I first want to say that I edited my last post to replace the phrase "vector types" with "vector categories". I think the NLP community is more comfortable with the term category, as in "syntactic category". The phrase "vector categories" may have a better change of going viral in the NLP community.
This post is on Wittgenstein and Mentalese. For those not familiar with phrase, "mentalese"refers to a hypothetical language of thought --- some form of symbolic representation of propositions and beliefs manipulated by the computational process of thought. Mentalese seems related to the concept of an interlingua in machine translation or logical forms in linguistics. One interpretation of "semantics" is the relationship between the surface form of language and internal mentalese expressions. Before going any further, the first sentence of the lead story at news.google.com as of this writing is:
President Obama said Thursday his government "strongly condemns" violence in Egypt, and he is canceling U.S.-Egyptian military exercises that had been scheduled for next month.
What should we take the internal representation of this sentence to be? I have argued in previous posts that semantics should be viewed as a relationship between sentences and a database model of reality. The above sentence presents a new fact (I will assume that it is true) that Obama said what he is claimed to have said. Reading this sentence might cause me to update my model of reality. I have argued in previous posts that entities can simply be symbolic tokens such as entity-3687 which occur in relations such as
entity-3687 is an organization
entity-3687 is named "the Muslim Brotherhood".

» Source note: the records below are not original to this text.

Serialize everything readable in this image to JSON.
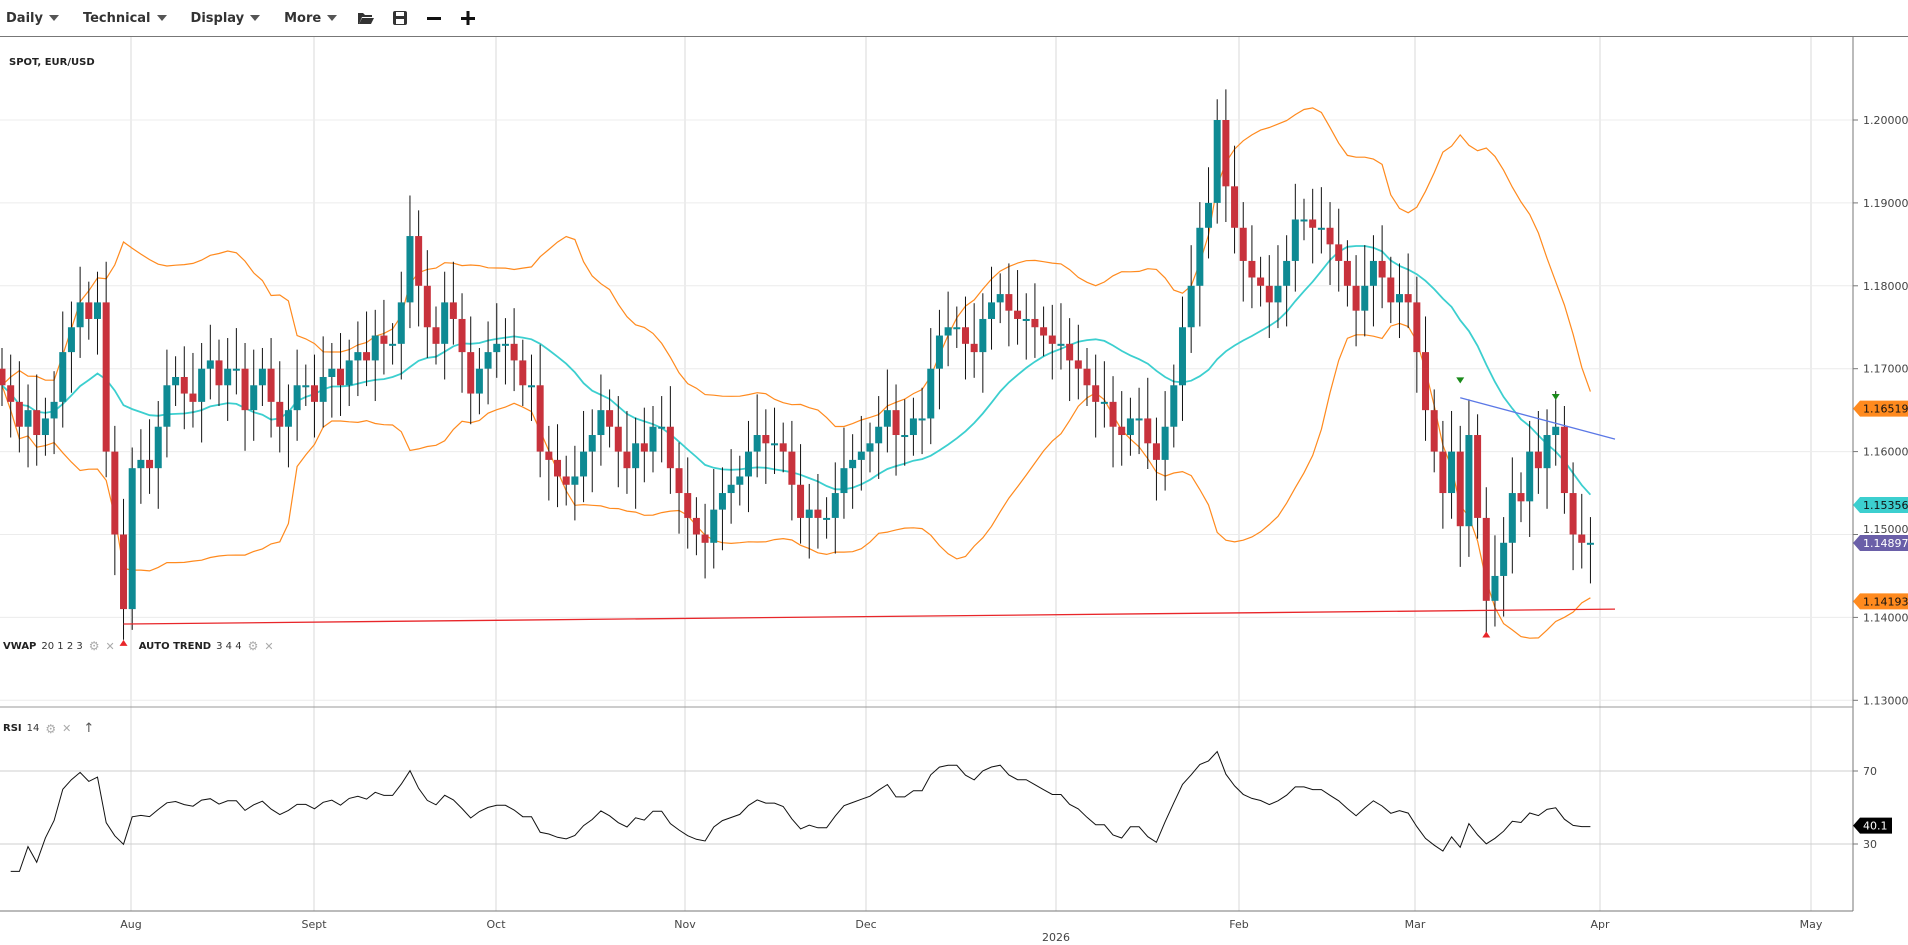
{
  "toolbar": {
    "menus": [
      "Daily",
      "Technical",
      "Display",
      "More"
    ],
    "icons": [
      "folder-open-icon",
      "save-icon",
      "zoom-out-icon",
      "zoom-in-icon"
    ]
  },
  "main_pane": {
    "symbol_label": "SPOT, EUR/USD",
    "indicators": [
      {
        "name": "VWAP",
        "params": "20 1 2 3"
      },
      {
        "name": "AUTO TREND",
        "params": "3 4 4"
      }
    ]
  },
  "rsi_pane": {
    "name": "RSI",
    "params": "14",
    "last_value": "40.1"
  },
  "colors": {
    "up_candle": "#0e8a93",
    "down_candle": "#c8323c",
    "bands": "#ff8a1e",
    "mid_line": "#3ccfcf",
    "support_trend": "#e8262a",
    "resistance_trend": "#5b78e6",
    "last_price_tag": "#6a5fa8",
    "rsi_line": "#111111"
  },
  "chart_data": [
    {
      "type": "candlestick",
      "title": "SPOT, EUR/USD",
      "x_tick_labels": [
        "Aug",
        "Sept",
        "Oct",
        "Nov",
        "Dec",
        "2026",
        "Feb",
        "Mar",
        "Apr",
        "May"
      ],
      "y_tick_labels": [
        "1.20000",
        "1.19000",
        "1.18000",
        "1.17000",
        "1.16000",
        "1.15000",
        "1.14000",
        "1.13000"
      ],
      "ylim": [
        1.128,
        1.208
      ],
      "grid": true,
      "closes": [
        1.168,
        1.166,
        1.163,
        1.165,
        1.162,
        1.164,
        1.166,
        1.172,
        1.175,
        1.178,
        1.176,
        1.178,
        1.16,
        1.15,
        1.141,
        1.158,
        1.159,
        1.158,
        1.163,
        1.168,
        1.169,
        1.167,
        1.166,
        1.17,
        1.171,
        1.168,
        1.17,
        1.17,
        1.165,
        1.168,
        1.17,
        1.166,
        1.163,
        1.165,
        1.168,
        1.168,
        1.166,
        1.169,
        1.17,
        1.168,
        1.171,
        1.172,
        1.171,
        1.174,
        1.173,
        1.173,
        1.178,
        1.186,
        1.18,
        1.175,
        1.173,
        1.178,
        1.176,
        1.172,
        1.167,
        1.17,
        1.172,
        1.173,
        1.173,
        1.171,
        1.168,
        1.168,
        1.16,
        1.159,
        1.157,
        1.156,
        1.157,
        1.16,
        1.162,
        1.165,
        1.163,
        1.16,
        1.158,
        1.161,
        1.16,
        1.163,
        1.163,
        1.158,
        1.155,
        1.152,
        1.15,
        1.149,
        1.153,
        1.155,
        1.156,
        1.157,
        1.16,
        1.162,
        1.161,
        1.161,
        1.16,
        1.156,
        1.152,
        1.153,
        1.152,
        1.152,
        1.155,
        1.158,
        1.159,
        1.16,
        1.161,
        1.163,
        1.165,
        1.162,
        1.162,
        1.164,
        1.164,
        1.17,
        1.174,
        1.175,
        1.175,
        1.173,
        1.172,
        1.176,
        1.178,
        1.179,
        1.177,
        1.176,
        1.176,
        1.175,
        1.174,
        1.173,
        1.173,
        1.171,
        1.17,
        1.168,
        1.166,
        1.166,
        1.163,
        1.162,
        1.164,
        1.164,
        1.161,
        1.159,
        1.163,
        1.168,
        1.175,
        1.18,
        1.187,
        1.19,
        1.2,
        1.192,
        1.187,
        1.183,
        1.181,
        1.18,
        1.178,
        1.18,
        1.183,
        1.188,
        1.188,
        1.187,
        1.187,
        1.185,
        1.183,
        1.18,
        1.177,
        1.18,
        1.183,
        1.181,
        1.178,
        1.179,
        1.178,
        1.172,
        1.165,
        1.16,
        1.155,
        1.16,
        1.151,
        1.162,
        1.152,
        1.142,
        1.145,
        1.149,
        1.155,
        1.154,
        1.16,
        1.158,
        1.162,
        1.163,
        1.155,
        1.15,
        1.149,
        1.149
      ],
      "overlays": {
        "upper_band_last": "1.16519",
        "mid_line_last": "1.15356",
        "last_price": "1.148970",
        "lower_band_last": "1.14193",
        "support_trendline": [
          1.1392,
          1.141
        ],
        "resistance_trendline": [
          1.1665,
          1.1615
        ]
      }
    },
    {
      "type": "line",
      "title": "RSI 14",
      "y_tick_labels": [
        "70",
        "30"
      ],
      "levels": [
        70,
        30
      ],
      "ylim": [
        10,
        90
      ],
      "last_value": 40.1
    }
  ]
}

We might generate a database representation of the above sentence as follows where I will write entity tokens as symbols starting with *.
*E is an event
*E is the referent of " *Obama said *P "
*E happened on *D
*P states *G strongly condemns *V
*P states *Obama is canceling *Exc
The reader may already be familiar with the entities *Obama, the day Thursday *D, Obama's government *G, the current violence in Egypt *V, and the scheduled exercises *Exc. If these entities are well established then perhaps the above relations are all that need to be added to the database. Note that in this case the reference resolution drops most of the verbatim wording of the sentence.
I mention Wittgenstein here because of his emphasis on "public language" as opposed to "private language". I like the emphasis on public language because it seems plausible to me that the relations of the database model of reality are actually just fragments of public language (of, say, English) with certain phrases replaced by entity tokens. In this view mentalese is essentially just public language --- there is no mysterious mentalese. This seems consistent with "shallow" machine translation and the apparent lack of a need for an interlingua. Translation can be viewed as paraphrase --- a direct substitution of one surface form for another. Thought itself may take place in a similar manner --- as a direct manipulation of surface forms.
I heard Chris Manning take the position at a panel on language understanding that dependency parses were perhaps an adequate representation of semantics. I would add reference resolution --- a dependency parse with resolved references seems to go a long way toward meaning.
Of course there is a large literature on tense, aspect, modality, counterfactuals, and quantification. Rigorous mathematical thought must involve some representation of mathematically rigorous statements. I don't know how to reconcile these things with the idea that mentalese might be just fragments of public language. However I find it plausible that some reconciliation exists --- for example, that precise mathematical thought can be carried out in fragments of English. I certainly take the public language hypothesis seriously.